2. Hoe heeft Jezus het thema van de bijbel beklemtoond?

2 Van het allergrootste belang in de bijbel is zijn thema: de rechtvaardiging van Gods soevereiniteit (zijn recht om te regeren) door middel van zijn hemelse koninkrijk. Jezus stelde dat centraal in zijn bediening. „Jezus [begon] te prediken en te zeggen: ’Hebt berouw, want het koninkrijk der hemelen is nabij gekomen’” (Mattheüs 4:17). Hij toonde aan welke plaats het in ons leven moet innemen door erop aan te dringen: „Blijft dan eerst het koninkrijk en Zijn rechtvaardigheid zoeken” (Mattheüs 6:33). Ook toonde hij aan hoe belangrijk het is door zijn volgelingen te leren tot God te bidden: „Uw koninkrijk kome. Uw wil geschiede, gelijk in de hemel, zo ook op aarde.” — Mattheüs 6:10.

De nieuwe heerschappij over de aarde

3. Waarom is Gods koninkrijk van onmiddellijk belang voor ons?

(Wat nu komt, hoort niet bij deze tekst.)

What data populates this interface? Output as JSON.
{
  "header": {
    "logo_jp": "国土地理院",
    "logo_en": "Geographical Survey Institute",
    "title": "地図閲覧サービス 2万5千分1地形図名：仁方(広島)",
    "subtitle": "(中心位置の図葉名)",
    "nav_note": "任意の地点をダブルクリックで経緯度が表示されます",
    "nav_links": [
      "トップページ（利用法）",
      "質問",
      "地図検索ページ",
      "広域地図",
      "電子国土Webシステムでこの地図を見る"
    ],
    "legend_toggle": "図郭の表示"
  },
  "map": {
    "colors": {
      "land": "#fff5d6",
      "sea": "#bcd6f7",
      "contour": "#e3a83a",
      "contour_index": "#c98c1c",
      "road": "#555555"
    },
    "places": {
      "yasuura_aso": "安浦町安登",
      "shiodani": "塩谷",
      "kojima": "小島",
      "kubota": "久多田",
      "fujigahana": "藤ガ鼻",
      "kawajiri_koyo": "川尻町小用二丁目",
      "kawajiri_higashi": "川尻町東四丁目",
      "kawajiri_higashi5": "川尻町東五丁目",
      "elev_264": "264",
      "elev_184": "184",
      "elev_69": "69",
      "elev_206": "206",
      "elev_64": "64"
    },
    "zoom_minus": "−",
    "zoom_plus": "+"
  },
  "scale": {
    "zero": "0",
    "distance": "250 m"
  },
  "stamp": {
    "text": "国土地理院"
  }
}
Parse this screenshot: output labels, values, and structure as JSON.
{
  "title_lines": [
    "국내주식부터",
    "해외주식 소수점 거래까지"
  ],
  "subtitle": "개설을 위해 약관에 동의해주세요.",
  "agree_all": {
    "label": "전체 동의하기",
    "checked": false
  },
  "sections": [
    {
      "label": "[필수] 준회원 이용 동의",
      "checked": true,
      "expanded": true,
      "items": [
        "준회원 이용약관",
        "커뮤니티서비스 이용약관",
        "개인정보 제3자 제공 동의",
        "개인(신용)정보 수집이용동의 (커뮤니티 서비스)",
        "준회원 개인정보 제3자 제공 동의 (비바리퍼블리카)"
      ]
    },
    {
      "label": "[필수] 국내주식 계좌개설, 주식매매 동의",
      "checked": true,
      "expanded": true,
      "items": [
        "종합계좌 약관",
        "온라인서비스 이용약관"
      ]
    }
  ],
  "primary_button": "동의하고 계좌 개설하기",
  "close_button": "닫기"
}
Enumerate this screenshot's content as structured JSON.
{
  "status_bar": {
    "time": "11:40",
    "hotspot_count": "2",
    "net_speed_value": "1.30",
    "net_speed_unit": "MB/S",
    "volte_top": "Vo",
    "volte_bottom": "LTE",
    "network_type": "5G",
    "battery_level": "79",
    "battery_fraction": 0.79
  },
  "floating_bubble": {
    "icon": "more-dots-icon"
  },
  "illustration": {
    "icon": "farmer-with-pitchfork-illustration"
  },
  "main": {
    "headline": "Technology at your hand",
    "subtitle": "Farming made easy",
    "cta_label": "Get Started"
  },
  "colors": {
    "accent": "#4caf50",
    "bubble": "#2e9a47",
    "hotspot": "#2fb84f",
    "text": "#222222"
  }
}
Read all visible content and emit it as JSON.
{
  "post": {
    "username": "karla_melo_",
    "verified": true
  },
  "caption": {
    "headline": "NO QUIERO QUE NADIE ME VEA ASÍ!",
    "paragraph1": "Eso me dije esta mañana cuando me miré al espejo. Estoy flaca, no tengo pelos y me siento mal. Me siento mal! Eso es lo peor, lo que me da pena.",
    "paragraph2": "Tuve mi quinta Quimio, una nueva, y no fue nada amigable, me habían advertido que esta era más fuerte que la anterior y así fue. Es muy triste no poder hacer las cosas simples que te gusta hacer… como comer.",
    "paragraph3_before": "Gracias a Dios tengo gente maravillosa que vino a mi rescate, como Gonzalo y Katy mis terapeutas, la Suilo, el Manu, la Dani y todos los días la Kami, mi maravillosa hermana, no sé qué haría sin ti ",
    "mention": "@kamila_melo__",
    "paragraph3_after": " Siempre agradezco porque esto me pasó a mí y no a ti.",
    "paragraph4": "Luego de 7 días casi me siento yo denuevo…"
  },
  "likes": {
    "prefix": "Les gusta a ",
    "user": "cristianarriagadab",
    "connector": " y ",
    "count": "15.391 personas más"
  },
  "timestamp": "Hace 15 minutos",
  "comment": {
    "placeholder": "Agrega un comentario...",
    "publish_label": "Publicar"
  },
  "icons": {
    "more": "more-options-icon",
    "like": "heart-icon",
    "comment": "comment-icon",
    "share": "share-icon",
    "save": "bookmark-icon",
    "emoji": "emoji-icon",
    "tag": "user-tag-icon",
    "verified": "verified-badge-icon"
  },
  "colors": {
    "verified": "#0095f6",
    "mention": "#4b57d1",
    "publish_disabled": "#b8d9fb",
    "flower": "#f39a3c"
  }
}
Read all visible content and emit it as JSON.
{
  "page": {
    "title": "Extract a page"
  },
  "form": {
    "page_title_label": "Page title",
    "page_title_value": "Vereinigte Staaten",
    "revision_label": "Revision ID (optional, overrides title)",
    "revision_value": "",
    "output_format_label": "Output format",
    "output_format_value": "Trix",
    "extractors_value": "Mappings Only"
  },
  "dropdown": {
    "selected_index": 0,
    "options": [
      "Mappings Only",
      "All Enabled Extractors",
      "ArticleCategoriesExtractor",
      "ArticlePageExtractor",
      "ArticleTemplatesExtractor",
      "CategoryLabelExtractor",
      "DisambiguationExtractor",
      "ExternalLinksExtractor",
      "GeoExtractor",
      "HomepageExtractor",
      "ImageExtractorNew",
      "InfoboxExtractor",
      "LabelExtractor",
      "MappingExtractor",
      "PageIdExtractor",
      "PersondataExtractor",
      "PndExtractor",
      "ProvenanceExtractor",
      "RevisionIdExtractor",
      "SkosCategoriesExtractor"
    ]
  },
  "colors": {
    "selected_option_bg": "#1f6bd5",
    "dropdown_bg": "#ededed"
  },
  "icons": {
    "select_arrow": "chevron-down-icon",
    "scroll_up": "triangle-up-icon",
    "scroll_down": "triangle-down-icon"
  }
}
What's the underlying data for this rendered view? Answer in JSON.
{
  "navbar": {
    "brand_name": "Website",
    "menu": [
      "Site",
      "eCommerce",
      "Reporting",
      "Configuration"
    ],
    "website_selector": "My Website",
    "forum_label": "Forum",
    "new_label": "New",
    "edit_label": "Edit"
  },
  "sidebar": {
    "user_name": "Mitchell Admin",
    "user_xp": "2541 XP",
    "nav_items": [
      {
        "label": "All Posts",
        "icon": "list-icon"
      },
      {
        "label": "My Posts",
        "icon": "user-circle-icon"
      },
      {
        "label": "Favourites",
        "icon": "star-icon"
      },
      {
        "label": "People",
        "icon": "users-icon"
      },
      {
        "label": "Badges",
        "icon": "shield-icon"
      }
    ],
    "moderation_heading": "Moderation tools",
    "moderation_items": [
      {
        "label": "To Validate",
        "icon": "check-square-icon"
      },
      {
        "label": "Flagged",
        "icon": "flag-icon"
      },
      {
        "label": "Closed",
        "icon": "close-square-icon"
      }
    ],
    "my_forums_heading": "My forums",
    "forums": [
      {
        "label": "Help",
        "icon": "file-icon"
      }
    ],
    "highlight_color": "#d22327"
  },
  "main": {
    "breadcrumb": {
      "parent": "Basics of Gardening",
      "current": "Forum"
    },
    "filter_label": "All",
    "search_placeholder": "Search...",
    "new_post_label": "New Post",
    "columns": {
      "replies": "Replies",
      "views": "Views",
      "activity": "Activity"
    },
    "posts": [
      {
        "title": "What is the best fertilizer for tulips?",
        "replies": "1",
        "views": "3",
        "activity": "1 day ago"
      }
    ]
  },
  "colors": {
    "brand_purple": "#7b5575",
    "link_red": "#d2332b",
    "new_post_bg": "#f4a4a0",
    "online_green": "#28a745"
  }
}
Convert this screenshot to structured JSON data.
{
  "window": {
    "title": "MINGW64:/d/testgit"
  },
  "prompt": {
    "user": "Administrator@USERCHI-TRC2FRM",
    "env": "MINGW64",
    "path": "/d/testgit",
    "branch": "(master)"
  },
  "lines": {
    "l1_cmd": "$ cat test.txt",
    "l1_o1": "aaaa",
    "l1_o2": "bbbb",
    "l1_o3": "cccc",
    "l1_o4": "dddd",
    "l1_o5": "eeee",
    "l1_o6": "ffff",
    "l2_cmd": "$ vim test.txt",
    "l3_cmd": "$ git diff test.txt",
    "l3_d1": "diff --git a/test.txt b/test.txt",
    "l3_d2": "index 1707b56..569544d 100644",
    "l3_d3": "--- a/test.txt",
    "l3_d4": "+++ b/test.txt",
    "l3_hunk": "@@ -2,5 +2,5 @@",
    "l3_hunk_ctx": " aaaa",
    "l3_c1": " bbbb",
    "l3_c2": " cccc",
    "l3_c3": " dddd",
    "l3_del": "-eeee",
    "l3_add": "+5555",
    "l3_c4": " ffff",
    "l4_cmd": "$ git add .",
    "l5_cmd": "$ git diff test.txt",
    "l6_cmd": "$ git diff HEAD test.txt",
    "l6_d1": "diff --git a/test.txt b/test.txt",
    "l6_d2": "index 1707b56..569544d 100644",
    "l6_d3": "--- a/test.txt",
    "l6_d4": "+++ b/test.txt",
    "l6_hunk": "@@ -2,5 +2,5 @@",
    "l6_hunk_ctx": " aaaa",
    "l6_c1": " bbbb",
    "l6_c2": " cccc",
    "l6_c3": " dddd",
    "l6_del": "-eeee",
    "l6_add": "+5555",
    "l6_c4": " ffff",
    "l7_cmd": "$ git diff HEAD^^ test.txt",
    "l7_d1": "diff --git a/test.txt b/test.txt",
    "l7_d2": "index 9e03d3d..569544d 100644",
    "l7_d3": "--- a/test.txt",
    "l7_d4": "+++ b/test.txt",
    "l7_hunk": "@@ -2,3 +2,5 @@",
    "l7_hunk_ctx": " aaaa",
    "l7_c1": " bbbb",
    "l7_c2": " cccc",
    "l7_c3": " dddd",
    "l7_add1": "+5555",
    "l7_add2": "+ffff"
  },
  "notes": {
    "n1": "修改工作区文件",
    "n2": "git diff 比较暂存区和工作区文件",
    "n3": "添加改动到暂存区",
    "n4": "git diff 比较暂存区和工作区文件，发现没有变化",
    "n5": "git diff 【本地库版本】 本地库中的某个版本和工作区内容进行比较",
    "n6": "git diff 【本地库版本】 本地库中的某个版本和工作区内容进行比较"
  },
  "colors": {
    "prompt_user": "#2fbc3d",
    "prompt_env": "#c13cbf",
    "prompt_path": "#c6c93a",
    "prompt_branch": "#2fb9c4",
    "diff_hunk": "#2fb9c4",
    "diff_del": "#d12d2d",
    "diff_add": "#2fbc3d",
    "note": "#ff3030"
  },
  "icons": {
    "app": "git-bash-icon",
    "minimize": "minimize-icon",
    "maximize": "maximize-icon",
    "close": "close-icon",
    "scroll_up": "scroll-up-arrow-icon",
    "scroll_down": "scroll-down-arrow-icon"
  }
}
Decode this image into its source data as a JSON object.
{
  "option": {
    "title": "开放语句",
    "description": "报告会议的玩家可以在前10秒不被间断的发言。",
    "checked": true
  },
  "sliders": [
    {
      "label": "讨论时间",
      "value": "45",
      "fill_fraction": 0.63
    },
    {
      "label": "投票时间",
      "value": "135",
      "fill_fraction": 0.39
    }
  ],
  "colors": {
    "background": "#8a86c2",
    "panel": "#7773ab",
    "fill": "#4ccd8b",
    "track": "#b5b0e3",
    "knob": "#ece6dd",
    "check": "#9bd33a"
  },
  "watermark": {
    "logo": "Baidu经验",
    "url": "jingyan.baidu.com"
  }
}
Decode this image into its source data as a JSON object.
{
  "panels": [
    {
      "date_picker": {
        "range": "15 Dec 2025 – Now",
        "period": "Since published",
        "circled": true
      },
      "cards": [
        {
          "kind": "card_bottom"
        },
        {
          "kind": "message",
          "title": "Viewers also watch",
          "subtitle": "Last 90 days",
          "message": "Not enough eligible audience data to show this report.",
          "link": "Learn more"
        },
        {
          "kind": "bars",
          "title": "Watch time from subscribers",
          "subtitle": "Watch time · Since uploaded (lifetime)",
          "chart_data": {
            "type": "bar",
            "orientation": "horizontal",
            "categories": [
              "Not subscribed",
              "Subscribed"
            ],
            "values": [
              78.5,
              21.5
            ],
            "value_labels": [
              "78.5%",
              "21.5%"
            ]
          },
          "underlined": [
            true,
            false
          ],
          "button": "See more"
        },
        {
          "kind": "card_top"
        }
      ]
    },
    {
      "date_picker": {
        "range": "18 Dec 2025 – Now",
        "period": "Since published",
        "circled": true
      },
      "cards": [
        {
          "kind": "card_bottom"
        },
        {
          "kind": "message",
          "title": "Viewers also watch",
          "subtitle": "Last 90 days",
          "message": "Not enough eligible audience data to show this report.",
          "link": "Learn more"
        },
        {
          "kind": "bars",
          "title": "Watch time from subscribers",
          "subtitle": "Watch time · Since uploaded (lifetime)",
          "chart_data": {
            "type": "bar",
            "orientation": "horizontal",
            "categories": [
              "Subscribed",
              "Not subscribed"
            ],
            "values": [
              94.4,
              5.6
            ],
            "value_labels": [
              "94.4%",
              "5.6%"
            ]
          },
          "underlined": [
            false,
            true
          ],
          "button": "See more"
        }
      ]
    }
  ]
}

3 Waarom is het koninkrijk van God zo uitermate belangrijk voor mensen? Omdat het weldra tot actie zal overgaan waardoor de heerschappij over deze aarde voor eeuwig zal worden veranderd. De profetie in Daniël 2:44 zegt: „In de dagen van die koningen [die thans op aarde regeren] zal de God des hemels een koninkrijk [een regering in de hemel] oprichten dat nooit te gronde zal worden gericht. En het koninkrijk zelf zal aan geen ander volk worden overgedragen. Het zal al deze koninkrijken [aardse regeringen] verbrijzelen en er een eind aan maken, en zelf zal het tot onbepaalde tijden blijven bestaan.” Wanneer Gods hemelse koninkrijk volledig regeert, zullen mensen nooit meer over de aarde heersen. Verdeeldheid brengende en onbevredigende menselijke heerschappij zal voor eeuwig tot het verleden behoren.

4, 5. (a) Waarom is Jezus degene die het meest geschikt is om de Koning van het Koninkrijk te zijn? (b) Welke toewijzing zal Jezus in de nabije toekomst krijgen?

4 De Voornaamste Regeerder in het hemelse koninkrijk, onder Jehovah’s rechtstreekse leiding, is degene die er het meest geschikt voor is — Christus Jezus. Voordat hij naar de aarde kwam, bestond hij in de hemel als Gods „meesterwerker” en was de eerste van al Gods scheppingswerken (Spreuken 8:22-31). „Hij is het beeld van de onzichtbare God, de eerstgeborene van heel de schepping; want door bemiddeling van hem werden alle andere dingen in de hemelen en op de aarde geschapen” (Kolossenzen 1:15, 16). En toen Jezus door God naar de aarde werd gezonden, deed hij te allen tijde Gods wil. Hij verduurde de moeilijkste beproevingen en stierf getrouw aan zijn Vader. — Johannes 4:34; 15:10.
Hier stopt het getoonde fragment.